How does a player move up a level?
Not by waiting to be discovered. The practical path looks the same at every tier:
- Play well where you are. Coaches at the next level scout the level below far more than parents realize — leagues are regional, and the soccer world is small.
- Train outside of team practice. The visible difference between a travel player and a club player, or a club player and an ECNL player, is almost always technical speed — first touch, ball control, and decision-making under pressure. That gap is built in the backyard, not at team practice.
- Go to tryouts prepared. Most clubs hold open tryouts every spring. Here's how to prepare your child for soccer tryouts so the week doesn't come as a shock.
- Move for the right reasons. The best level for your child is the one where they play significant minutes against opponents who stretch them. A bench role two levels up develops less than a leading role one level down.

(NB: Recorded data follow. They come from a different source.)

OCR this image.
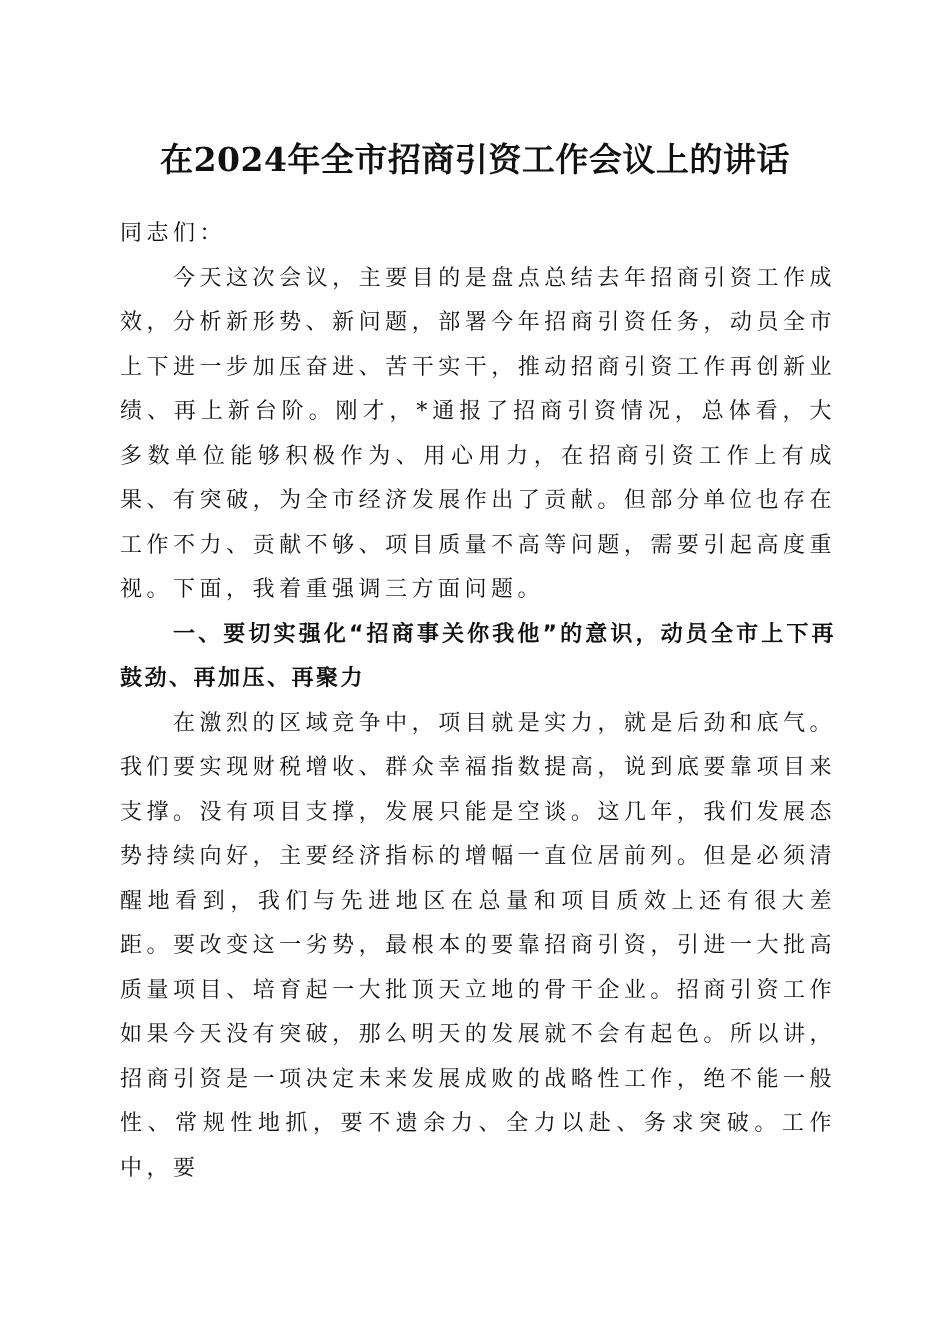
在2024年全市招商引资工作会议上的讲话

同志们：

今天这次会议，主要目的是盘点总结去年招商引资工作成效，分析新形势、新问题，部署今年招商引资任务，动员全市上下进一步加压奋进、苦干实干，推动招商引资工作再创新业绩、再上新台阶。刚才，*通报了招商引资情况，总体看，大多数单位能够积极作为、用心用力，在招商引资工作上有成果、有突破，为全市经济发展作出了贡献。但部分单位也存在工作不力、贡献不够、项目质量不高等问题，需要引起高度重视。下面，我着重强调三方面问题。

一、要切实强化“招商事关你我他”的意识，动员全市上下再鼓劲、再加压、再聚力

在激烈的区域竞争中，项目就是实力，就是后劲和底气。我们要实现财税增收、群众幸福指数提高，说到底要靠项目来支撑。没有项目支撑，发展只能是空谈。这几年，我们发展态势持续向好，主要经济指标的增幅一直位居前列。但是必须清醒地看到，我们与先进地区在总量和项目质效上还有很大差距。要改变这一劣势，最根本的要靠招商引资，引进一大批高质量项目、培育起一大批顶天立地的骨干企业。招商引资工作如果今天没有突破，那么明天的发展就不会有起色。所以讲，招商引资是一项决定未来发展成败的战略性工作，绝不能一般性、常规性地抓，要不遗余力、全力以赴、务求突破。工作中，要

Does my child need to play at the highest level?
No — and the recruiting data backs this up. College coaches recruit players, not league logos: a standout at a strong club level with good video and proactive outreach gets recruited over an anonymous bench player in a national league. Development works the same way. The league name on the jersey matters far less than the number of quality touches a player gets each week, which is why consistent structured training at home — the kind FlickTec builds into 5-to-20-minute daily sessions — moves players between levels more reliably than any tryout-day miracle.

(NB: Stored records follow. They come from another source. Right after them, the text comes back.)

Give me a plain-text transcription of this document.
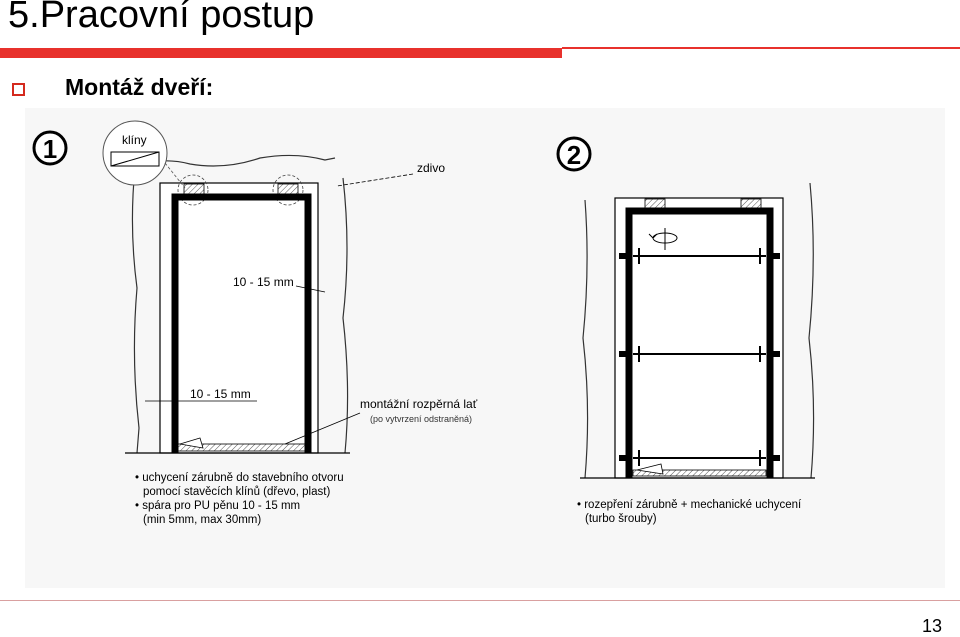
5.Pracovní postup
Montáž dveří:
1	klíny
zdivo
10 - 15 mm
10 - 15 mm
montážní rozpěrná lať
(po vytvrzení odstraněná)
• uchycení zárubně do stavebního otvoru
pomocí stavěcích klínů (dřevo, plast)
• spára pro PU pěnu 10 - 15 mm
(min 5mm, max 30mm)
2
• rozepření zárubně + mechanické uchycení
(turbo šrouby)
13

The pyramid is a map, not a ladder you must climb. Find the level where your child is challenged, playing, and still loving the game — that is the right level, this season.
Frequently Asked Questions
What are the levels of youth soccer in order?
From entry level to elite: recreational (no tryouts), travel/select, competitive club (state and regional leagues), pre-elite platforms (ECNL Regional League, NPL, DPL, Elite Academy), and elite national leagues (MLS NEXT for boys, ECNL for boys and girls, Girls Academy for girls).
What is the difference between ECNL and MLS NEXT?
MLS NEXT is boys-only and operated by Major League Soccer, with 273 clubs including fully funded MLS academies, and is generally regarded as the top boys' platform. ECNL operates on both the boys' and girls' sides through US Club Soccer, with roughly 130–150 clubs per gender. On the girls' side, ECNL is a top-tier platform; on the boys' side, ECNL Boys and MLS NEXT are the two leading options.
Is Girls Academy or ECNL better for girls?
Both are elite national platforms with strong college scouting, and college coaches attend both leagues' showcases. In practice, the better choice usually comes down to which league your strongest local clubs belong to, the specific team's coaching, and where your daughter will actually get minutes.
What level of youth soccer do college coaches recruit from?
Coaches recruit from every competitive level — ECNL, GA, and MLS NEXT events draw the most scouts, but conference leagues, ECNL RL, NPL, and strong state leagues all produce college players every year. Highlight video, direct outreach to coaches, and academics matter more than the league name alone.
When should my child move up from recreational soccer?
The most common transition window is ages 9 to 11. Signs of readiness: your child asks for more soccer, trains at home without being pushed, clearly outpaces the rec level, and the family is ready for the added time and cost of travel or club soccer.